Moscow Girls

2004
In the Moscow Girls series Melanie Manchot examines the relationship between representation and subjectivity through a set of portrait photographs of nine young women and their sound recorded stories. Images and sound are presented independently with the connection between stories and portraits deliberately left open.
Melanie Manchot, Oxana, 2004, c-print, diasec, 70X60 cm

In the Moscow Girls series Melanie Manchot examines the relationship between representation and subjectivity through a set of portrait photographs of nine young women and their sound recorded stories. Images and sound are presented independently with the connection between stories and portraits deliberately left open.

 

These young women have lived through the recent turn in Russian history in the early nineties, the demise of yet another ideology, when they were teenagers. Hence at the time, their personal lives were vulnerable and their identities in turmoil as they were challenged to construct their new life and sense of self. Many of these young women have an intense desire for beauty, their own and that of the material goods they choose to adorn themselves with.

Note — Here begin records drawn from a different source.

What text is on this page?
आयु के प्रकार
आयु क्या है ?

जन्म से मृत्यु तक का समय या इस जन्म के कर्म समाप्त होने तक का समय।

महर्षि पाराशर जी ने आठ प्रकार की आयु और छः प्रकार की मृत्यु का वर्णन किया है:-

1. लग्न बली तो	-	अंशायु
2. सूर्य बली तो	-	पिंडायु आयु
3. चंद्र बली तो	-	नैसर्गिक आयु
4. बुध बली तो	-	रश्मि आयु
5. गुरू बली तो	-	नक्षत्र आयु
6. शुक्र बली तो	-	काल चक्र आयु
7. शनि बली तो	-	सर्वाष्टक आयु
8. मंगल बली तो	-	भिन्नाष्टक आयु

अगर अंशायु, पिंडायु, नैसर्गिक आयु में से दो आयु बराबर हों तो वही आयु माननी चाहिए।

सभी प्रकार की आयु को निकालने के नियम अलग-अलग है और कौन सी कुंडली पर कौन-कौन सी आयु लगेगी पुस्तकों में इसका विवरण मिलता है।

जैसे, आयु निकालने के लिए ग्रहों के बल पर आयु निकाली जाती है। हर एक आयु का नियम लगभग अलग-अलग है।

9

By contrast their stories range from shocking accounts of loss and crisis to poignant tales of both dreams and misadventures.

 

Through the formal strategies of the work, as through the content, Manchot aims to investigate possible conjunctures between photographic portraiture and narratives, shaped equally by personal storytelling and larger historical/political perspectives. At the core of this work is an examination of the space between the documentary and the fictional, the observed and the constructed. Like a film stripped down to its individual components, the work aims to present protagonists, narratives, locations and time. The relationship between these elements is left for the viewer to decide.